Ainsi, ô roi, Janārdana, la divinité dont la nature est connaissable par les Veda, t’a été exposé. Que désires-tu entendre encore ?

Frequently Asked Questions

The text frames liberation-oriented ethics as a disciplined program of worship and contemplative practice: pūjana (reverential worship), dāna (giving), homa and yajña (ritual offerings), and dhyāna (meditation) directed toward Nārāyaṇa. It also models a moral turn from hunting to dharma when the king encounters an āśrama and a tapasvin, presenting devotion and restraint as practical means to ‘cross’ saṃsāra.

The narrative provides broad yuga markers—Kṛtayuga for the genealogy and a reference to Tretāyuga regarding boons—but it does not specify tithi, nakṣatra, lunar phases, or seasonal calendars for rituals. Ritual activity is described generically (homa, yajña, smoke, ascetic japa) without calendrical prescription.

Environmental balance appears indirectly through the āśrama ecology and the concept of sustaining a ‘kṣetra’ (field/body) by an overarching principle. The forest-hermitage is depicted as an ordered habitat where ritual discipline and non-violent orientation replace predatory hunting, implying that ethical self-regulation supports stable landscapes and communities. The cosmological section emphasizes coordinated functions under a unifying sustainer, a conceptual parallel to maintaining terrestrial order through integrated roles.

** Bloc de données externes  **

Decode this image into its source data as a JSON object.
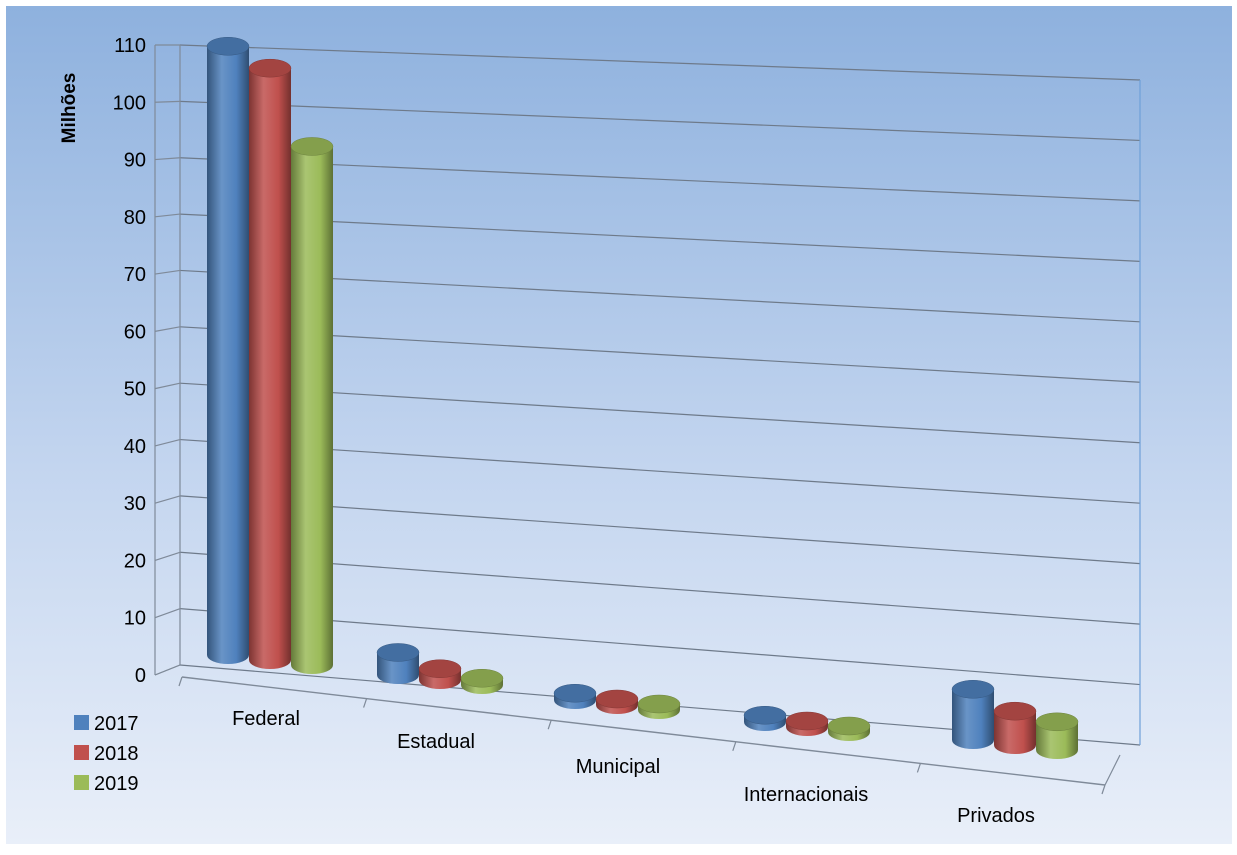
{
  "chart_data": {
    "type": "bar",
    "variant": "3d-cylinder-clustered",
    "title": "",
    "xlabel": "",
    "ylabel": "Milhões",
    "ylim": [
      0,
      110
    ],
    "yticks": [
      0,
      10,
      20,
      30,
      40,
      50,
      60,
      70,
      80,
      90,
      100,
      110
    ],
    "grid": true,
    "legend_position": "bottom-left",
    "categories": [
      "Federal",
      "Estadual",
      "Municipal",
      "Internacionais",
      "Privados"
    ],
    "series": [
      {
        "name": "2017",
        "color": "#4F81BD",
        "values": [
          108,
          4,
          1.2,
          1.2,
          9
        ]
      },
      {
        "name": "2018",
        "color": "#C0504D",
        "values": [
          105,
          2,
          1.0,
          1.0,
          6
        ]
      },
      {
        "name": "2019",
        "color": "#9BBB59",
        "values": [
          92,
          1.2,
          0.8,
          1.0,
          5
        ]
      }
    ]
  }
}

A royal lineage is introduced: Śrutakīrti (a king in Kṛtayuga) and his son Suprabho Maṇija, also named Prajāpāla. The principal sage figure is Ṛṣi Mahātapā. The chapter also references a wide range of deities and personified principles (e.g., Agni, Aśvinau, Gaurī, Gaṇapati, Skanda/Kārttikeya, Āditya, Durgā, Yama, Rudra/Śambhu, Soma, Viṣṇu/Nārāyaṇa) as part of a doctrinal catalogue rather than as historical persons.